What people ask first.

Why a manifesto?
Because the practice doesn't have one yet. Software has Agile, Lean, the SOLID principles. Sales has war stories. The Closer Manifesto names eight principles so a sales floor can argue from a shared text instead of a shared mood.
Who's behind it?
The doctrine is authored by Bacchus Jackson, founder of V3s Software. The practice is informed by a Senior Advisor with forty years on the floor and a small advisory board the project is actively recruiting.
How is this different from CloserMX?
CloserMX is the product. Mission Control software for sales teams. closermanifesto.org is the doctrine and the community. The two share a brand and a practice but are independent: separate users, separate billing, separate roadmaps. CloserMX subscribers don't get an account here automatically; signing the manifesto doesn't give you a CloserMX seat.

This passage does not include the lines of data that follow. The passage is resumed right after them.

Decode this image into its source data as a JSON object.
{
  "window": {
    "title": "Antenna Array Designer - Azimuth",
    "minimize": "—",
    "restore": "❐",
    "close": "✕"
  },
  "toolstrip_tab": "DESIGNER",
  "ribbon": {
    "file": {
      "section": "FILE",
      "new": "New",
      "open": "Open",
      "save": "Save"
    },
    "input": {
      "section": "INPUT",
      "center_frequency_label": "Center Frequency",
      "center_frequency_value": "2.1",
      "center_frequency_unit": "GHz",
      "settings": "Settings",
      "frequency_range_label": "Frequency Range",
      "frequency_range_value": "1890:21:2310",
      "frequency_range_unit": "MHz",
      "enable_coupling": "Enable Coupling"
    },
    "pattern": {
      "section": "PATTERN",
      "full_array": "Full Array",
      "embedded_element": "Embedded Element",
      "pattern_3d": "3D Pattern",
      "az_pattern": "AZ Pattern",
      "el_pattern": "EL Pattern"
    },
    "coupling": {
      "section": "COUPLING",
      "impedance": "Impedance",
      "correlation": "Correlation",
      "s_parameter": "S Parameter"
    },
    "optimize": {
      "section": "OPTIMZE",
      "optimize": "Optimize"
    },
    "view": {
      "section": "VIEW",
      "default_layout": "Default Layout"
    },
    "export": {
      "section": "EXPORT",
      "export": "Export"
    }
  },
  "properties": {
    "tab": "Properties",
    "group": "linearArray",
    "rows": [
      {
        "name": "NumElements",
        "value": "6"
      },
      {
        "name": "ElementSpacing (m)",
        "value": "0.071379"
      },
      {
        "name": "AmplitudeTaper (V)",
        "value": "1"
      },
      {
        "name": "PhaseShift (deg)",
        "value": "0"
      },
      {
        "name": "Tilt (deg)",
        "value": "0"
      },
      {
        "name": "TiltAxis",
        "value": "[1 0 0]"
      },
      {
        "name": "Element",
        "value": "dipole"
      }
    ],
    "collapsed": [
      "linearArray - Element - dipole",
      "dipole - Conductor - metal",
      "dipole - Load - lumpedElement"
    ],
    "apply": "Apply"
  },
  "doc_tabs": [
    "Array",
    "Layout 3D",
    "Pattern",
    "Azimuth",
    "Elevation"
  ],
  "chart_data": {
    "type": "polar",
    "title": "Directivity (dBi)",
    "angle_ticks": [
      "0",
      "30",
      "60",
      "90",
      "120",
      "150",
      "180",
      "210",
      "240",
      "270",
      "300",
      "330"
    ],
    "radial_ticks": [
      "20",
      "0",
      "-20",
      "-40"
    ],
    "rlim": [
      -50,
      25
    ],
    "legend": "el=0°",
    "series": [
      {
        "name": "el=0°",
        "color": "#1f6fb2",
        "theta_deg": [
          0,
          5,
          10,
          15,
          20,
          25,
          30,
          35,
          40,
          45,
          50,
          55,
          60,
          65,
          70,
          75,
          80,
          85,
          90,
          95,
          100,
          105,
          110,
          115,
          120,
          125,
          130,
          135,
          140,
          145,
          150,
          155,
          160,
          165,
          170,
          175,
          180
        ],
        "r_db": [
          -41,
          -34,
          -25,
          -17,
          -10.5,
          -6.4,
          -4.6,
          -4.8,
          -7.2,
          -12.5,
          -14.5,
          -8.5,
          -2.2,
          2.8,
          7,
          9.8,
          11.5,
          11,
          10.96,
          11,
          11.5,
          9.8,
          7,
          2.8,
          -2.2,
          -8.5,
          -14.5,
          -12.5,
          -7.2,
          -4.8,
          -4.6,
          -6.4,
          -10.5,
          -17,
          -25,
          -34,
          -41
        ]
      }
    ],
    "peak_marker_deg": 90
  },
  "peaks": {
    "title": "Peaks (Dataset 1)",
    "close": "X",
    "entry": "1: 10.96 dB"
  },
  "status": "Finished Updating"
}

Is the manifesto open source?
Yes. The text is licensed CC BY 4.0. Quote it, translate it, teach from it. The book is published by V3s Publishing; the doctrine itself is free for any practitioner to copy, adapt, and run on their floor.
Are there certifications?
No. The book is the only credential. The methodology refuses the cert-ladder path on purpose. Methodologies that monetize their certifications grow toward the certification, not toward the work. The role exists when the practice exists; the practice exists when the team is doing the work. See the chapter “Resist the SAFe-ing” in the book.
Can I sign anonymously?
No. The point of the wall is signing in public: name, title, dealership, dated, real. If the doctrine isn't worth attaching your name to, it isn't yours.